Engage the psoas to flex and externally rotate the hips. A cue for this action is to press the hands on the knees and then attempt to draw them toward the body while resisting with the hands.
STEP 2 Squeeze the sides of the buttocks to abduct and externally rotate the hips, drawing the knees toward the floor. The gluteus maximus externally rotates the hips while the gluteus medius and tensor fascia lata abduct them. Activating these muscles stimulates reciprocal inhibition of the adductor group on the inner thighs, allowing them to relax into the stretch. You may note the paradox in contracting the gluteus medius and tensor fascia lata, since they also internally rotate the hips. In Baddha Konasana, the primary action of these muscles is to abduct the femurs.
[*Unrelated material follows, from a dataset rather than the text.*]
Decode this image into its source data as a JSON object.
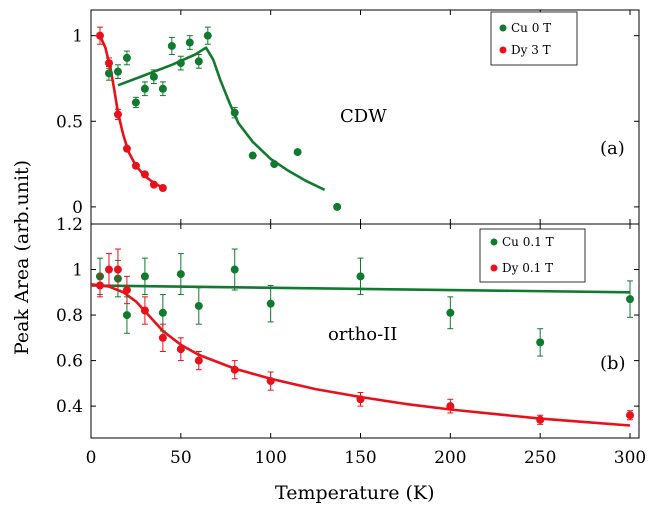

Certain fibers of these muscles must also be stretched to allow for the external rotation, as described in the preparation.
Note that when the hips are fully abducted, the contractile force of the tensor fascia lata and gluteus medius is far less, because these muscles are shortened almost completely. At this point it becomes necessary to engage the hamstrings and use the hands to draw the feet closer to the pelvis and the knees closer to the floor. The gluteus medius, tensor fascia lata, and gluteus maximus (the fibers that attach to the iliotibial band) act together to provide that extra inch of abduction in the pose. (The iliotibial band is a fibrous ribbon-like tendon that runs from the upper thigh to just below the knee. Both the tensor fascia lata and the gluteus maximus insert onto it. It abducts the hip and stabilizes the knee.)
STEP 3 Flex the elbows by contracting the biceps and brachialis muscles. This draws the heels closer to the pelvis. Then engage the muscles described in Steps 4 and 5.
STEP 4 Draw the shoulders down the back with the lower trapezius and retract the shoulder blades toward the spine, using the rhomboids. Note how this expands the chest forward and, with the hands holding the feet, brings the heels closer to the pelvis. Combine this action with extending the back, as described in Step 5.
STEP 5 Activate the erector spinae and quadratus lumborum muscles to sit straight and tall. Engaging these muscles transmits a force to the hands, which hold the feet, and draws the feet closer to the pelvis, increasing the stretch of the adductor group on the inner thighs. Note that arching the lower back also tilts the pelvis forward, pulling on the hamstrings at their attachment on the sitting bones and drawing the lower legs in closer to the thighs.
SUMMARY All of these interrelating subplots of the pose combine to stretch the adductor muscles on the inner thighs and the fibers of the gluteus medius, gluteus minimus, and tensor fascia lata that internally rotate the hips. Remember to balance this stretch by returning to Dandasana after the pose, and feel how practicing Baddha Konasana improves your Dandasana.